Now you are mixing up income / capital gains tax with property tax. Property tax is a tax levied by some local governments. It is not based on income, but based purely on the whole value of the real estate you own (not on the gain) - and it is a much lower rate than income tax (if it was too high it would force people to sell their homes to pay the tax).Please see my edit as you do in fact pay taxes on increased assesment of property. At this point no matter what you say will change my mind as to the need to tax billionaires that use stock as a tax haven.
I'm not trying to change your mind, I'm just trying to point out that is not a straightforward as you make out. You have not explained, for example, what should happen if Tesla's stock were to drop by 90% due to a competitor successfully overtaking team as market leader, or someone inventing a better battery. This scenario is not far fetched, it has happened before. What should the tax man do then? Give Elon a tax rebate?
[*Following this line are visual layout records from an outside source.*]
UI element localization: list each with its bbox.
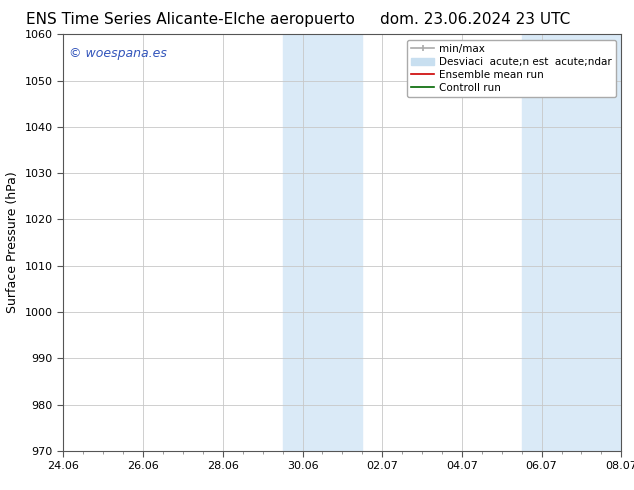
Bar [522,34,621,451]
Bar [283,34,362,451]
Text: ENS Time Series Alicante-Elche aeropuerto: ENS Time Series Alicante-Elche aeropuert… [26,12,354,27]
Text: dom. 23.06.2024 23 UTC: dom. 23.06.2024 23 UTC [380,12,571,27]
Legend: min/max, Desviaci  acute;n est  acute;ndar, Ensemble mean run, Controll run: min/max, Desviaci acute;n est acute;ndar… [407,40,616,97]
Text: © woespana.es: © woespana.es [69,47,167,60]
Y-axis label: Surface Pressure (hPa): Surface Pressure (hPa) [6,172,19,314]
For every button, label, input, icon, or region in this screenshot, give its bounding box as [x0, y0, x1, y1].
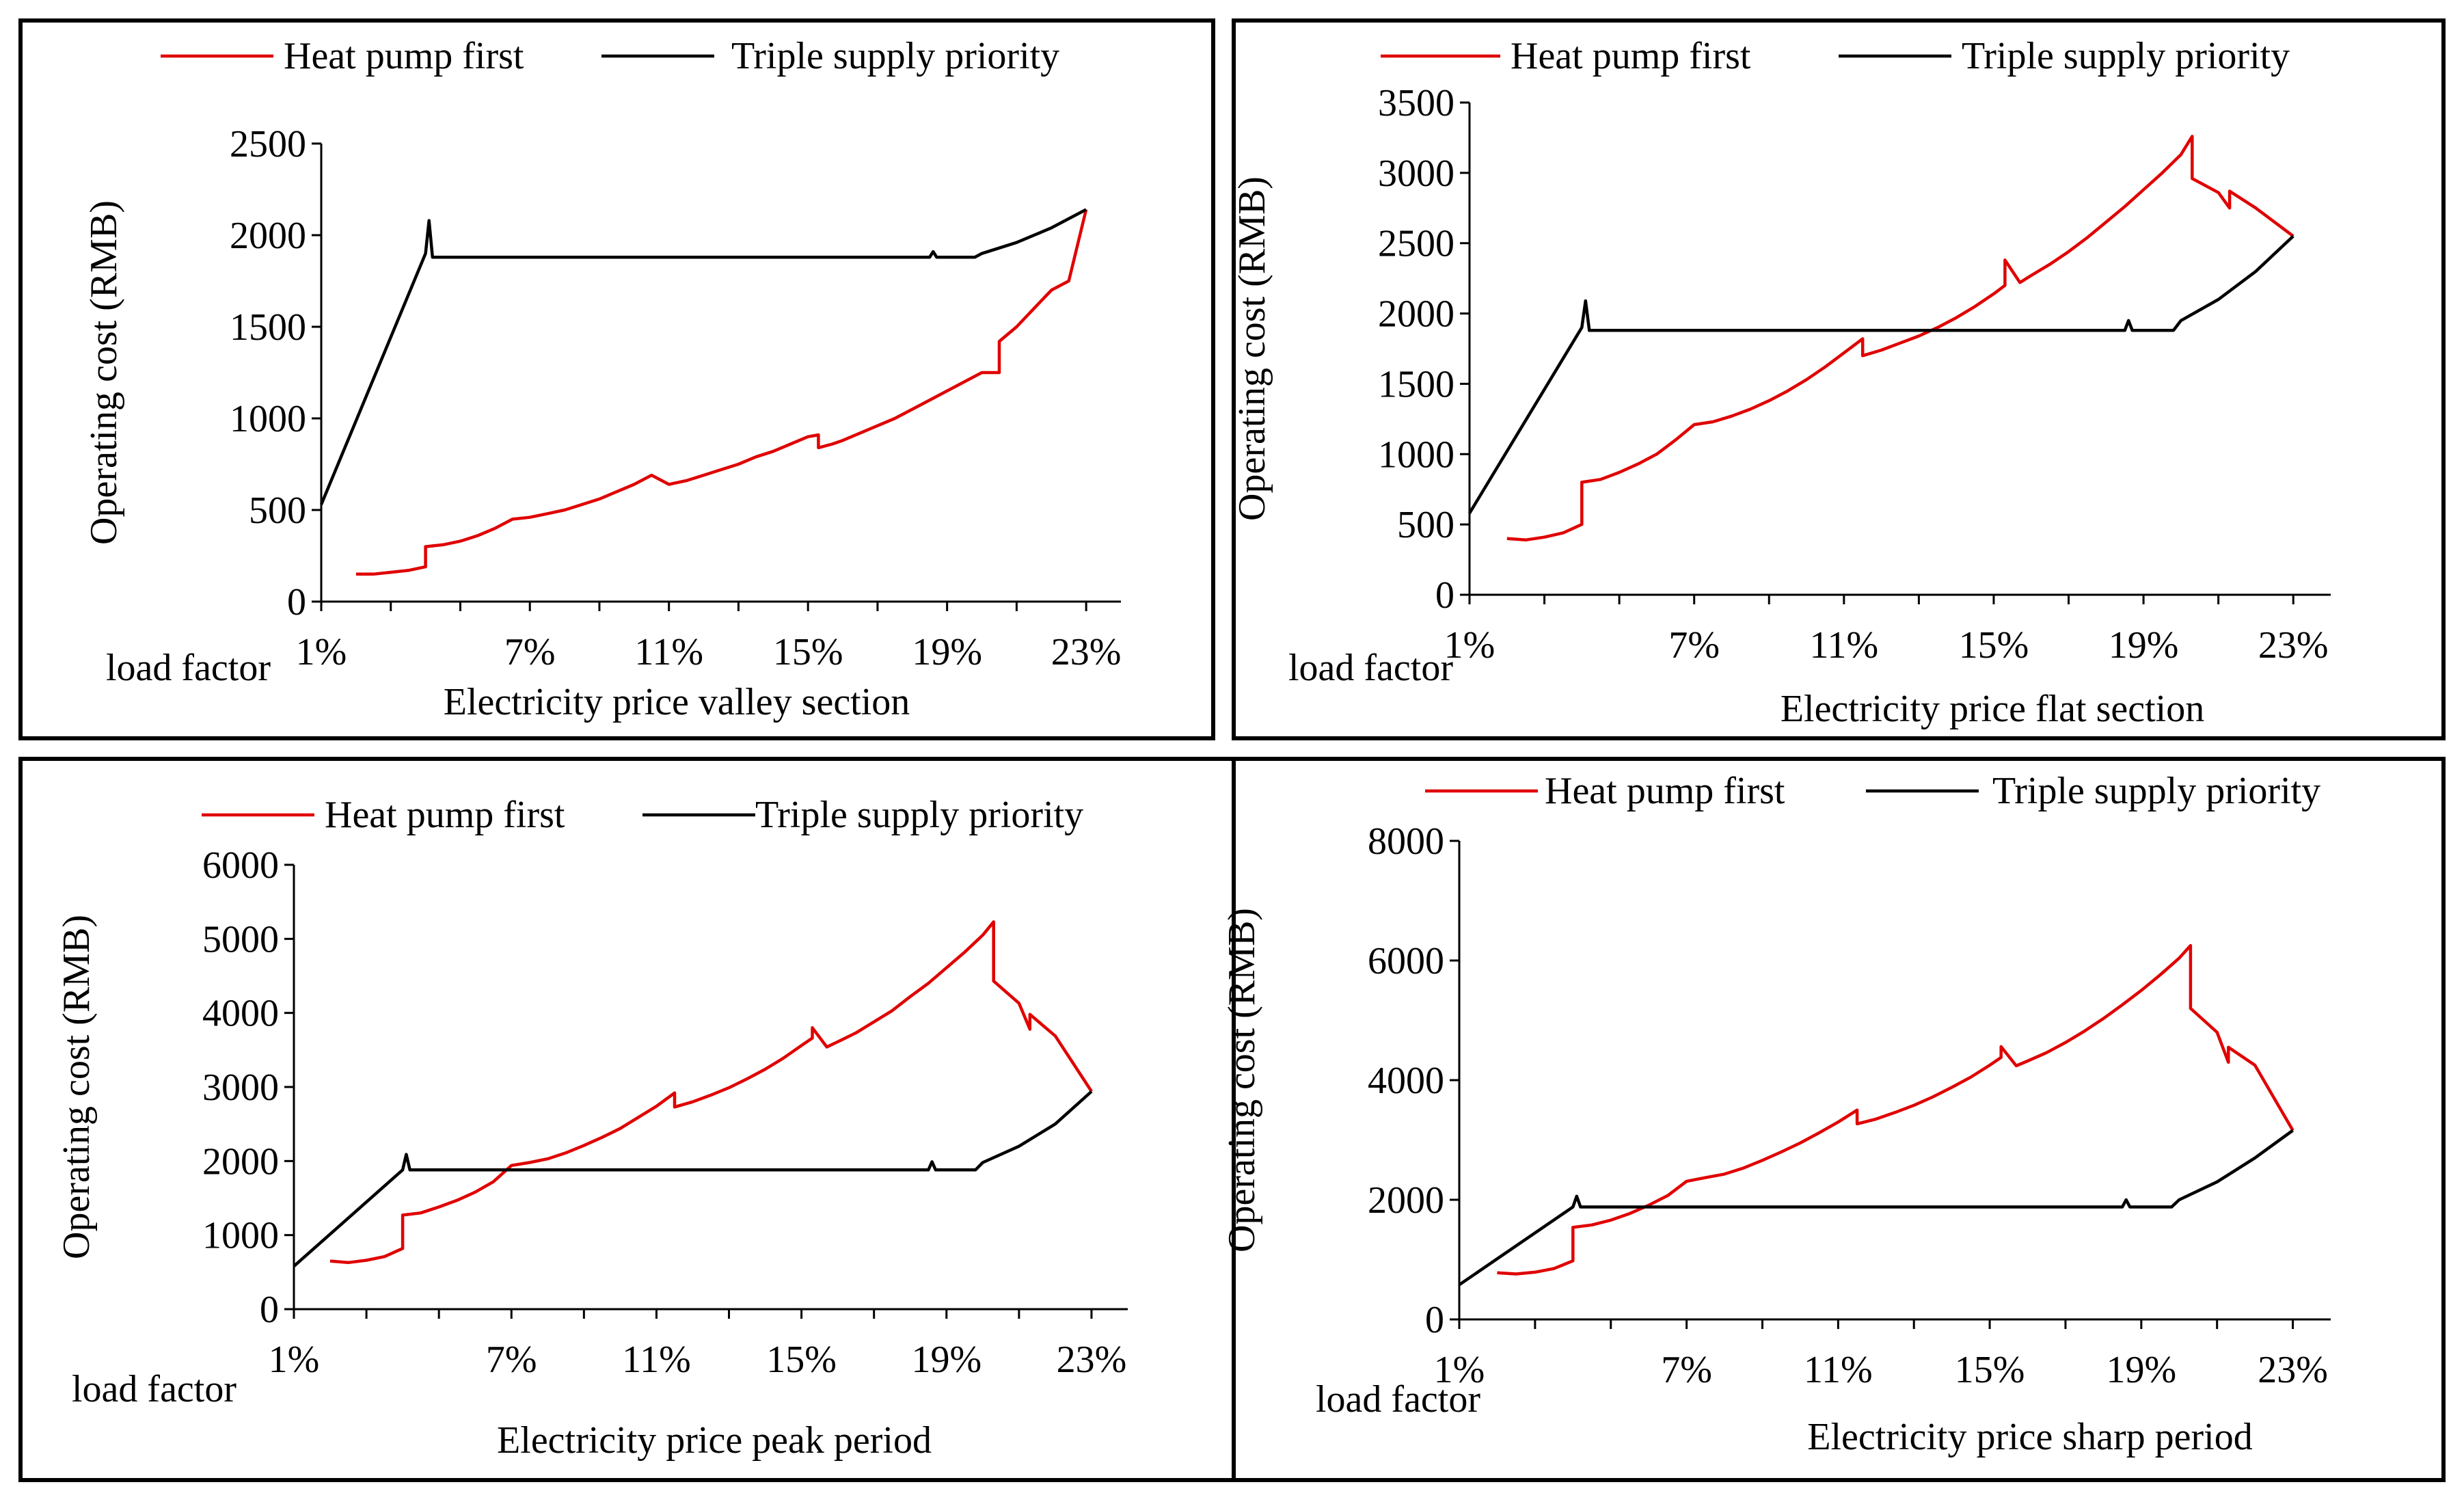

The real issue here is that entrpreneur billionaires are really not as wealthy as the press makes out. They have an asset that is superficially given a $ value by a market - but it is not really worth anything other than control over the company's future. They do sometimes sell stock (those loans need to be serviced!) and when they do sell stock they do pay taxes like everyone else. Ditto when they exercise options. But they can never convert all their shares into cash. And the companies they run provide jobs which generate all kinds of indirect taxes. To tax them based on the value of their company would force them to sell stock to pay the tax - thereby eroding their control over their company over time. How is that fair, or a good idea?
Bottom line is: your idea that stock is used as a tax haven is completely misplaced.